EDITORIAL

Global prevention

DOI: https://doi.org/10.25241/stomaeduj.2021.8(1).edit.1

Author: Jean-François Roulet

Dear readers,

The year 2020 is over and it was completely dominated by the Covid-19 pandemic, which as we all know started on December 30st 2019 in Wuhan [1]. In our minds we look back at a very bad year with more than 1.8 million people that passed away due to the infection that may end up being utterly deadly, especially if individuals are exposed to additional risks. We were all faced with severe restrictions which have profoundly changed our lifestyles, from the obligation to wear masks and keep social distancing to skipping social gatherings, large events, and travelling. Altogether a bad year and a big crisis. However, in every crisis there is a chance as well. The positive thing is that the world population is now talking about prevention and is sensitized to everything that is prevention.
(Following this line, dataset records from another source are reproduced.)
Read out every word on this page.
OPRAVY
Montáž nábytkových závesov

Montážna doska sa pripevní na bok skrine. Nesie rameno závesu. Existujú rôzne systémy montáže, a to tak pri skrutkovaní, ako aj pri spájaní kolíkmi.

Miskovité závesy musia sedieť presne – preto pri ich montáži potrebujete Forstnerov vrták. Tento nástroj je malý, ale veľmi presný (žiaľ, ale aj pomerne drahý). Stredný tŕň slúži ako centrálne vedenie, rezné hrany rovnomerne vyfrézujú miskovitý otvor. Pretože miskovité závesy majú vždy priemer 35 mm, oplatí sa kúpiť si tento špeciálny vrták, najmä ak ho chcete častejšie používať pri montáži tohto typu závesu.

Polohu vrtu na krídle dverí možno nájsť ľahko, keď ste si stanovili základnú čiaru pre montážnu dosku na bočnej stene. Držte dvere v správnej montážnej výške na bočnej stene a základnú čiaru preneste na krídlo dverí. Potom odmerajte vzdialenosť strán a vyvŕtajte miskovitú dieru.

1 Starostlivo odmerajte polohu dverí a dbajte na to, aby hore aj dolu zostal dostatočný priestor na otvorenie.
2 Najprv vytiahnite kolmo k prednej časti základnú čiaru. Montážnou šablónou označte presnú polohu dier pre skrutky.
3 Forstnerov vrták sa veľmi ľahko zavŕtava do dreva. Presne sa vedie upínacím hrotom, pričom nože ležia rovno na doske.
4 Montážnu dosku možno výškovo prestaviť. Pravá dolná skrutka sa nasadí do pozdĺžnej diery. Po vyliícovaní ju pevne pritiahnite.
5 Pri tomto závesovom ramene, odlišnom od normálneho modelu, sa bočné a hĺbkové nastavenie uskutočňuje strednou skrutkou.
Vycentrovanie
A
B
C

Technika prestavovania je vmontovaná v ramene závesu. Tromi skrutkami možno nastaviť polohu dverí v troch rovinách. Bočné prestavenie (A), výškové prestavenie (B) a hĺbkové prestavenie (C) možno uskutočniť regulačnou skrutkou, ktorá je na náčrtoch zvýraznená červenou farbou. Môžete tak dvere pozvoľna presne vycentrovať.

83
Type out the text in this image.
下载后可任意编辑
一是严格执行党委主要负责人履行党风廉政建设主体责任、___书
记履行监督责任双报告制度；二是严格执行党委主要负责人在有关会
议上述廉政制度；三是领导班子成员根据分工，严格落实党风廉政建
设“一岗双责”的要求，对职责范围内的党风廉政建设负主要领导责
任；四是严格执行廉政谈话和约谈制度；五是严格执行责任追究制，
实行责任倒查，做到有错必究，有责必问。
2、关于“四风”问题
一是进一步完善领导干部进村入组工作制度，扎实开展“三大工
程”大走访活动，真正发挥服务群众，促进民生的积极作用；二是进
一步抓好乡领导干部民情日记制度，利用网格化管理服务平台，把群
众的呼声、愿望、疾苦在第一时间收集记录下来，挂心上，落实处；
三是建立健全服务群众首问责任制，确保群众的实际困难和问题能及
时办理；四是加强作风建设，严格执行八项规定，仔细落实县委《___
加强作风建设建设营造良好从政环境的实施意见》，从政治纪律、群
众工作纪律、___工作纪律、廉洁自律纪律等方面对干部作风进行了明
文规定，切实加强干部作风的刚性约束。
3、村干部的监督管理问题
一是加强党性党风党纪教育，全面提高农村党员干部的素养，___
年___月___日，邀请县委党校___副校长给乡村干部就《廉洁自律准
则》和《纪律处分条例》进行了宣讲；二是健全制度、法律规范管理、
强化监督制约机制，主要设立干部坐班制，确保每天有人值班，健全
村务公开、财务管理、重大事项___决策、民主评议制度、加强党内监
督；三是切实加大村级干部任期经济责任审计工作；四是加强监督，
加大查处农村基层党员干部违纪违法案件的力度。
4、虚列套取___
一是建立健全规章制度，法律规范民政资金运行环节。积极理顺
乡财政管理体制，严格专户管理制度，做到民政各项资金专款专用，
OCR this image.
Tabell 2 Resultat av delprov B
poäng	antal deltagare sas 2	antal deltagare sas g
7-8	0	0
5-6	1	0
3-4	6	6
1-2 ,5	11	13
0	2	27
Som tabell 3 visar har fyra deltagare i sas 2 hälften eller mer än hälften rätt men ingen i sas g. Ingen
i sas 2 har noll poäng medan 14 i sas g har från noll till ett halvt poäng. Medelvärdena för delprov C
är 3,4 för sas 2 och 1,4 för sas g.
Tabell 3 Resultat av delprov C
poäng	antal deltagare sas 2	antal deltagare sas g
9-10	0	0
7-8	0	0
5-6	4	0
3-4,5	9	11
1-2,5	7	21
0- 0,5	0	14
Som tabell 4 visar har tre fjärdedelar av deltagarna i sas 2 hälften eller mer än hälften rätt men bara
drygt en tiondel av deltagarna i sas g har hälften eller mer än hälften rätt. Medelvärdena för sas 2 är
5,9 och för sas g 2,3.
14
Furthermore, we can widely see how people may react to preventive measures by either accepting them or rejecting them by hiding behind abstruse theories like claiming the pandemic is an illusion created by the mighty and powerful.
This brought me to the idea that we dentists that (I claim it for myself) have grown up with prevention should jump on the bandwagon of general prevention and based on our experience help to move general health up to a higher level. Wherever I look I see prevention and potential to increase its level with the corresponding knowledge. Prevention works best when it can be consumed without a special effort; examples here are the water fluoridation to reduce the incidence of caries or the reduction of saturated fats or the reduction of sugar in processed food to fight obesity. Looking at cars, ABS or airbags work according to the same principle. Prevention that requires the recipient’s activity mainly boils down to a change in lifestyle, which is the most difficult task to accomplish. Here the input of psychologists is welcome as well as the one of legal experts when preventive measures should be backed with laws and enforced. We have seen during the corona year that this may be a big challenge. There were episodes where people were afraid to ask other people to wear a mask where it was mandatory, because they were afraid of violent reactions. Another example I remember were party goers that violated all requirements to wear masks and social distancing for a big new year’s party that became so violent that the police quit dispersing the masses, or simply people attending discos that instead of giving their address just wrote down a bogus address to avoid contact tracing. A way of enforcement is controlling and fining violators. But it may be tricky to find the right way.
I remember that many years ago, when wearing a seat belt in a car became mandatory, you could buy t-shirts with a seatbelt printed on them to avoid being pulled out of traffic and getting a ticket!
Today some cars offer the seatbelt once the person is seated or simply start with an ugly buzz a few seconds after the passenger is seated. To reduce the level of fatalities because of car accidents by defensive driving is much more difficult to enforce.
The overall conclusion is that we need to bundle all our expertise to improve prevention, since now the moment seems to be favorable. We must come out of our silos and think outside the box. In dentistry we train our students in the techniques of motivation, which is the very first step in changing people’s behavior, and we have established simple measuring tools to monitor the progress of oral hygiene. In fighting infectious diseases vaccination has become the favorite tool, but we notice more and more people that do not let themselves or their kids to be vaccinated, with putting themselves and others at risk. Remember how many years it took to eradicate small pox or polio? It took a lot of measures to accomplish what required bundled knowledge in immunology, as well as information transfer, persuasion and logistics. Law makers may be required to do that when it comes to regulations. I know that in Denmark a “fat tax” was introduced with the idea to fight obesity. In Switzerland for the same reason, students were required to take more physical education classes.
To help with this process I have decided to create a webpage (www.globalprevention.ch) where every specialty interested in prevention can share their ideas and find partners for the common goal: make our lives and health better. Dear experts, make your knowledge, your success, but also your problems and challenges known to the others by sharing them on this website.
Furthermore, develop crazy ideas! What about stimulating the use of facemasks by design: incorporating pheromones makes the wearer feel good; or incentivize the use of tracing applications and social distancing by a reduction of health care insurance premiums (this may work for many preventive measures that require behavioral changes).
Or create immunization by aerosols at events that attract big masses, like concerts, festivals, sports competitions, or political rallies.
Take the chances and help to make this a better world!